I stumbled across this video on YouTube the other day. It’s a video essay by Trevor Poelman, about the difficulties that people in churches have with seeking and getting treatment for mental illness. The video contains many clips of preachers and sermons talking about various mental health topics. It might be difficult for some viewers. However, I think the video is worth a watch for anyone who wants to see some of the more extreme things preachers and ministers might say to a congregation.
I’m happy these clips were put in one place.
Over the years, I’ve been told that what I experienced wasn’t the right version or correct version of Christianity.
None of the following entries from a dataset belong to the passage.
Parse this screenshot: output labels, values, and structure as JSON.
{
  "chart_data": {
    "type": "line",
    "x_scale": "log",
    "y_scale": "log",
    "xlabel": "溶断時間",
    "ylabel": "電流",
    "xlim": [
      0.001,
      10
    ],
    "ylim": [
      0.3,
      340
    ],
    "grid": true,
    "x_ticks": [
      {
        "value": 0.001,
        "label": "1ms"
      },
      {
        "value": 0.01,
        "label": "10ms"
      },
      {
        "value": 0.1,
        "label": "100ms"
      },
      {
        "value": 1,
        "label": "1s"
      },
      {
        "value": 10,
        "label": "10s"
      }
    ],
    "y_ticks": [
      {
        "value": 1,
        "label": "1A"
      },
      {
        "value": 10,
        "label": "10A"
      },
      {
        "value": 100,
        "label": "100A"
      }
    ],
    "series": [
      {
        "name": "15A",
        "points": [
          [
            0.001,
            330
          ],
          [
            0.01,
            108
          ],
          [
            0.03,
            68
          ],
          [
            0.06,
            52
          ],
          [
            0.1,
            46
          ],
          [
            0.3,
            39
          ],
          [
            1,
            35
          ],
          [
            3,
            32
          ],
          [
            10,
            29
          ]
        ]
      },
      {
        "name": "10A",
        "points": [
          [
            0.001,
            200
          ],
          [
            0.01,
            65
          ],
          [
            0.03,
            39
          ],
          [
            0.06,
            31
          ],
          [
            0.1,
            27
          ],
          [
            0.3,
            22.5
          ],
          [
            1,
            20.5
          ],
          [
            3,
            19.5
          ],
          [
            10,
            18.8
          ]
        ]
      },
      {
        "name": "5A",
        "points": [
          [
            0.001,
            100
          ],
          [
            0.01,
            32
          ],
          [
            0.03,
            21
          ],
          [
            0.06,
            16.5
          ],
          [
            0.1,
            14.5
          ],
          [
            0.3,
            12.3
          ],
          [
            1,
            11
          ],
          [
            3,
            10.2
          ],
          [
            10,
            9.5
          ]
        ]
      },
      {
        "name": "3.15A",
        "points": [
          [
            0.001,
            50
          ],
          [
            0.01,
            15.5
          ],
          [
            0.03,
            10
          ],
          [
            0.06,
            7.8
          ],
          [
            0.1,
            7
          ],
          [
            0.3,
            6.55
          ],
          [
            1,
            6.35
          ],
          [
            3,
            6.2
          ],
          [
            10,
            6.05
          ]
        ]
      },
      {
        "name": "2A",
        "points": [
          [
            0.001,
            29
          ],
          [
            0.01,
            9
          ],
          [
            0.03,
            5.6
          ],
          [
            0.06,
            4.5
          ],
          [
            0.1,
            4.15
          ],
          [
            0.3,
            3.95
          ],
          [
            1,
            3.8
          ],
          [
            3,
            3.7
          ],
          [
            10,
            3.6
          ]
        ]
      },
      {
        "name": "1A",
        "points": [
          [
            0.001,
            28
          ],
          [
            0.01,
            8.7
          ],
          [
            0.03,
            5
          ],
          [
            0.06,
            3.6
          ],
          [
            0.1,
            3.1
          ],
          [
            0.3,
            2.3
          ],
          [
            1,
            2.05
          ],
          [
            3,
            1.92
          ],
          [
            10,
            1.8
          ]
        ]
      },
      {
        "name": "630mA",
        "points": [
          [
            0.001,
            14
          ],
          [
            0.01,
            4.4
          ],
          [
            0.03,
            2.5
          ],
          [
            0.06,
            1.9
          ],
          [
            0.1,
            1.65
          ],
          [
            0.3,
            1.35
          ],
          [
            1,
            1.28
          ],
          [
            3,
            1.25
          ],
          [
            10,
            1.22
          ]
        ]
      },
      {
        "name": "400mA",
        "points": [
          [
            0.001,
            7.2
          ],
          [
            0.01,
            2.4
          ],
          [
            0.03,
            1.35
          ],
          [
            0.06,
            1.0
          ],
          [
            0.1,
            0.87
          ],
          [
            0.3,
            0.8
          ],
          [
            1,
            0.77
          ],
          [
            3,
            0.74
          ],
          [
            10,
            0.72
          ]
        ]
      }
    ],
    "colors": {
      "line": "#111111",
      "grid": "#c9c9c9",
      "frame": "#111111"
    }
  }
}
With the clips in the video, I hope it can express the ubiquity of how these allegedly incorrect versions of a faith get around. It helps, because it shows that what I’m talking about actually exists. In a clear format. Without ambiguity.
To be clear, nothing in Mr. Poelman’s video was new to me. I heard sermons on the radio and on Sundays about how magical Jesus will cure all my ills. If I’m not sure, I’m the one who’s wrong and broken and the barrier to getting better. To be a good Christian, I had to believe that my only chance at happiness was with the invisible overlord.
Yeah, every ministerial item in that video was something I was exposed to when I was young, except the purity ball stuff. It’s weird now to see it going on, to hear evangelicals talking like Scientologists about psychology and its evils. But it happened. All of it. And it still goes on.
The real good news: mental illness isn’t a sin.
Mental illness doesn’t have to be any of what those pastors, ministers, and con artists said it would be. Churches do not have a monopoly on mental health – no matter how hard they try to sell it. Help and hope can be found outside the church.